Pharmacotherapy of osteoporosis should be recommended to all men diagnosed with osteoporotic fracture and to all men with a high 10-year absolute fracture risk (FRAX) [46]. However, there is much less research on the treatment of osteoporosis in men compared to women. Not all drugs registered for the treatment of postmenopausal osteoporosis have been registered for the treatment of osteoporosis in men, and others have not been the subject of long-term and costly clinical trials required for such registration.

Supplementation of calcium and vitamin D is the basis of both prophylaxis as well as the pharmacotherapy in the prevention of osteoporotic fractures. It should be emphasised that, in addition to the direct effect on bone metabolism, vitamin D has a strong, beneficial effect on muscle strength and function, and thus reduces the risk of falling [47].

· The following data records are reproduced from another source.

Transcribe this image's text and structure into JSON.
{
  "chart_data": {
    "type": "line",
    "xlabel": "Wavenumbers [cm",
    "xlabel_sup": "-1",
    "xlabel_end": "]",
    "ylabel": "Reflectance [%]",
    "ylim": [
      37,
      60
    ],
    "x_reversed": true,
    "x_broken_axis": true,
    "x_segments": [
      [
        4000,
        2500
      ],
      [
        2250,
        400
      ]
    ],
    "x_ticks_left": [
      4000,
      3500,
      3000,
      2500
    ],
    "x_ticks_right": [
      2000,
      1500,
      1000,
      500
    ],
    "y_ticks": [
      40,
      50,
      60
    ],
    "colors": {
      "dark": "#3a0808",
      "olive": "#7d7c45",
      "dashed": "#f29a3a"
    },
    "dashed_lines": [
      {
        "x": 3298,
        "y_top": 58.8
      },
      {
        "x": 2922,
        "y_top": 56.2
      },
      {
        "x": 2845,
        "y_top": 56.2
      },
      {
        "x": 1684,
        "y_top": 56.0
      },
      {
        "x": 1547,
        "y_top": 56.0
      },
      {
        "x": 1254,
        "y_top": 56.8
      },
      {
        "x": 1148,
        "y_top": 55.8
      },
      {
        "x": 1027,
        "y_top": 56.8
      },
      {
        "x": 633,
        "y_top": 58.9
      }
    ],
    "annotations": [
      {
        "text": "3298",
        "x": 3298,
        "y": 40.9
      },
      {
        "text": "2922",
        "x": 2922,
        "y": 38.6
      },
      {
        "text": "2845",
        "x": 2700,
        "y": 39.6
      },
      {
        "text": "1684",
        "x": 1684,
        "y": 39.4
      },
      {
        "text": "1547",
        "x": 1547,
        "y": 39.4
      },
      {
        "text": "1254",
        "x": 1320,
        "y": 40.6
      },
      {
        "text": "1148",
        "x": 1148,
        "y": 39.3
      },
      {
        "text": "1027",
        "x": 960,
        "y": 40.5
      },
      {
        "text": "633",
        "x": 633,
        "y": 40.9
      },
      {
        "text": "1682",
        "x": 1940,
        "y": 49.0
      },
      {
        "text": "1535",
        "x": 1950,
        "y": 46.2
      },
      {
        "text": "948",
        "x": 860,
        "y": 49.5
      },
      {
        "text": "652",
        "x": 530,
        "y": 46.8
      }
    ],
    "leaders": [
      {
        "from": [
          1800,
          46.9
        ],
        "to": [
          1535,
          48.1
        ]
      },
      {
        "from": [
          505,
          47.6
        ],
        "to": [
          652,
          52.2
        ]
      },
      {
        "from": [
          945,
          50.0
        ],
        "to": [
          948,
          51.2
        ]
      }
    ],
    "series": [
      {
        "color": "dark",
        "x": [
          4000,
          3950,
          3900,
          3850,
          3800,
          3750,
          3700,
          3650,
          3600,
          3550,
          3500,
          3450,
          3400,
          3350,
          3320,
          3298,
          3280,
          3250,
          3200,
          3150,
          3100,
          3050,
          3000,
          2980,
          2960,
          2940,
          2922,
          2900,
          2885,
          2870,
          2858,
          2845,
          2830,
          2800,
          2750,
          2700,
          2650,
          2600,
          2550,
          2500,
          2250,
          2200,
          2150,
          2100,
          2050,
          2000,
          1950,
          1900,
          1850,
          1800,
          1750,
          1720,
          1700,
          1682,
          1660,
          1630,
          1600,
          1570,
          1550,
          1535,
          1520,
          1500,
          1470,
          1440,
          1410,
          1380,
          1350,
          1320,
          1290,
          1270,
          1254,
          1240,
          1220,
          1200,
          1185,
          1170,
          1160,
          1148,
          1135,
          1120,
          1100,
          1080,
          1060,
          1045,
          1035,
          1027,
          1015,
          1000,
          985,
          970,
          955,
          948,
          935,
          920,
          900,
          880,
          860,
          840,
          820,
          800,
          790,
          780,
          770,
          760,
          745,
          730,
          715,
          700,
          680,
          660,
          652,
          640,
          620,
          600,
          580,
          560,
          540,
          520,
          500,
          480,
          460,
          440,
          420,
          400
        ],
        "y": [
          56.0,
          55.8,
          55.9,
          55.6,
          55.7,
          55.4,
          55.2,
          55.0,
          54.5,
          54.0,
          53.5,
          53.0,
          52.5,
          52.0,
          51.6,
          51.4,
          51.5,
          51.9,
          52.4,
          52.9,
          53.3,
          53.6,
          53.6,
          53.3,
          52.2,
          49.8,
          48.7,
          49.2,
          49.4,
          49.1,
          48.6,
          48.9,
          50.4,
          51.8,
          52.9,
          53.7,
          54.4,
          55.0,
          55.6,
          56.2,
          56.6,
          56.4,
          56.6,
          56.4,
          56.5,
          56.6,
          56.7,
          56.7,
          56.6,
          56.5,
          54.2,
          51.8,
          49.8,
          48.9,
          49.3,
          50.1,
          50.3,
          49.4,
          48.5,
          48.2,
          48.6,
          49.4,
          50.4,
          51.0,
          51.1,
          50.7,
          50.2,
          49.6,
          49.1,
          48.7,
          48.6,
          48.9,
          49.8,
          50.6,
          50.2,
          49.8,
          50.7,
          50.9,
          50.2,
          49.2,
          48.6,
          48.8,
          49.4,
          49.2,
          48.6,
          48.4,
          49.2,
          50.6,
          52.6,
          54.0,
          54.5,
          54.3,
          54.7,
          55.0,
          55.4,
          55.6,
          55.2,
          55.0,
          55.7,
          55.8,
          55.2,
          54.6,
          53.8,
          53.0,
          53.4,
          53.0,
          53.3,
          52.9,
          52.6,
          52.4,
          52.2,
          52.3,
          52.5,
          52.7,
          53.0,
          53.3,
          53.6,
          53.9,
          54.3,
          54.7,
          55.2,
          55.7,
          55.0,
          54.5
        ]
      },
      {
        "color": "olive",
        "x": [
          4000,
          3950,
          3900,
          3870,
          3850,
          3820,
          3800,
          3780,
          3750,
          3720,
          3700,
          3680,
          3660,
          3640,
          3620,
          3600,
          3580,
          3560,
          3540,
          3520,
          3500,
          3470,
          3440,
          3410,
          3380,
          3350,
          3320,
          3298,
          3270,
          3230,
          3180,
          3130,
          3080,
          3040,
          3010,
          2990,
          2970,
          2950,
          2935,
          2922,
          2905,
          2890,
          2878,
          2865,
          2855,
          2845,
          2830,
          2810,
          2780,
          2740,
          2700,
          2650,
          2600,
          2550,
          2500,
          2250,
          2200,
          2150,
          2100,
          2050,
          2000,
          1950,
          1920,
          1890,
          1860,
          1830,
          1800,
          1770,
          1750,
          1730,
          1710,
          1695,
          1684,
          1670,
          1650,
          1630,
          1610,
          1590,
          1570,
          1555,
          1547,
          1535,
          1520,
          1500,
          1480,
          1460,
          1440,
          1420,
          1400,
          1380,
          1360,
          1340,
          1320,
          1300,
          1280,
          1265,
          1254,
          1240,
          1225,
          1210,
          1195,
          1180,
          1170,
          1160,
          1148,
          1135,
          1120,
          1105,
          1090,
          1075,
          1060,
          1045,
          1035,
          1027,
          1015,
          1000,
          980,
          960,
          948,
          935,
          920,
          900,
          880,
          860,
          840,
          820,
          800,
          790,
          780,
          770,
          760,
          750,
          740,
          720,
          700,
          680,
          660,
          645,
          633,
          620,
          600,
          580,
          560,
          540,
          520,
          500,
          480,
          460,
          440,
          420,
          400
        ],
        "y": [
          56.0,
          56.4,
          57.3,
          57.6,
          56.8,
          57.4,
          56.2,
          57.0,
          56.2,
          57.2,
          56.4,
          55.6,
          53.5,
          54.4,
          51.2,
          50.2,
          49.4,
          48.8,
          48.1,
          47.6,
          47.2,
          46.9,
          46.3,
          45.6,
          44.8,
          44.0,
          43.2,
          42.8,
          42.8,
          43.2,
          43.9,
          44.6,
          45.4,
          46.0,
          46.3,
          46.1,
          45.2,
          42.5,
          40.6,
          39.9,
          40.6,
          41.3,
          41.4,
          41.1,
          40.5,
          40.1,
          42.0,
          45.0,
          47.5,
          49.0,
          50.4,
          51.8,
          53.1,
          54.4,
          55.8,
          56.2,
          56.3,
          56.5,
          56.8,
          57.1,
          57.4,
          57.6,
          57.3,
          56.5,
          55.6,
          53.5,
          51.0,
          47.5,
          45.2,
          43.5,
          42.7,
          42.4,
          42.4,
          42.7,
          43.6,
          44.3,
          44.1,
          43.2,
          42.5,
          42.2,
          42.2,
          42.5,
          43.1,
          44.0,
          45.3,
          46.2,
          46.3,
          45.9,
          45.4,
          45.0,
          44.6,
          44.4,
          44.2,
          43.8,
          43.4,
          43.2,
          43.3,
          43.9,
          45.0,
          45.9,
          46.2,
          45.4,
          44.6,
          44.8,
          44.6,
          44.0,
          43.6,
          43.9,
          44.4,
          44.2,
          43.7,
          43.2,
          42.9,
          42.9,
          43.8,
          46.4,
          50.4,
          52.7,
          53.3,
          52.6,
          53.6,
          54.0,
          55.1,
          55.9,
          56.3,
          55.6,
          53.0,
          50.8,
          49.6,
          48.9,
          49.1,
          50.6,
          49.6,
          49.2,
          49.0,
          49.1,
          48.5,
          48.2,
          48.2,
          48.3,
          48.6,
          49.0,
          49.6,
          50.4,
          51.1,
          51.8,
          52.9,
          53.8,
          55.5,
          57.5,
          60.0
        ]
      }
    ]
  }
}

There have been few trials of osteoporosis therapies performed specifically in male populations, the available trials are relatively small, and in most the endpoint has been a change in BMD, compared to the results obtained in appropriate postmenopausal osteoporosis studies. Only one (zoledronic acid) was originally designed to assess the impact on fracture risk as a primary end point. None of the studies predicted prolonged follow-up or follow-up as an open study.

Testosterone increases bone mineral density in men with low levels of this hormone. However, this effect is limited to patients with baseline serum testosterone levels below 2.0 ng/ml (7.5 nmol/l) [48]. The impact of such treatment on the risk of fractures has not been documented. In 241 men treated for two years with alendronate 10 mg/d vs. placebo, a significant increase in BMD was shown. Significant reductions in the number of morphometric vertebral fractures have also been reported in comparison with placebo (OR = 0.10; 95% CI: 0.00-0.88) [49]. Risedronate in 284 men effectively increased bone mineral density in comparison with placebo, but no significant effect on the risk of fractures was found [50]. In a randomised, placebo-controlled study of 1199 men with osteoporosis, treatment with zoledronic acid resulted in a significant reduction in the risk of new vertebral fractures, by 67% (RR: 0.33; 95% CI: 0.16-0.70) [51]. Strontium ranelate also significantly increases bone mineral density in men with osteoporosis, to a similar extent as in women, but the study did not have sufficient statistical power to demonstrate significant reductions in fracture risk [52]. Teriparatide (1-34 rhPTH) has been registered for the treatment of “severe” osteoporosis in men: after numerous fragility fractures, with multiple risk factors or ineffective prior therapy [53]. In men treated with denosumab for two years, there was a significant increase in BMD in lumbar vertebrae, total hip, femoral neck, trochanter, and 1/3 radius, respectively, by 8.0%, 3.4%, 3.4%, and 4.6% (p < 0.01 for all values). In men who received a placebo in the first year of the study, the change to denosumab in the second year of follow-up resulted in an increase in BMD similar to the one obtained by men from the beginning of treatment with denosumab. The amount of bone mineral density obtained is comparable to that seen in postmenopausal women and men receiving androgen-deprivation therapy for prostate cancer [54].

Disclosure

Author reports no conflict of interest.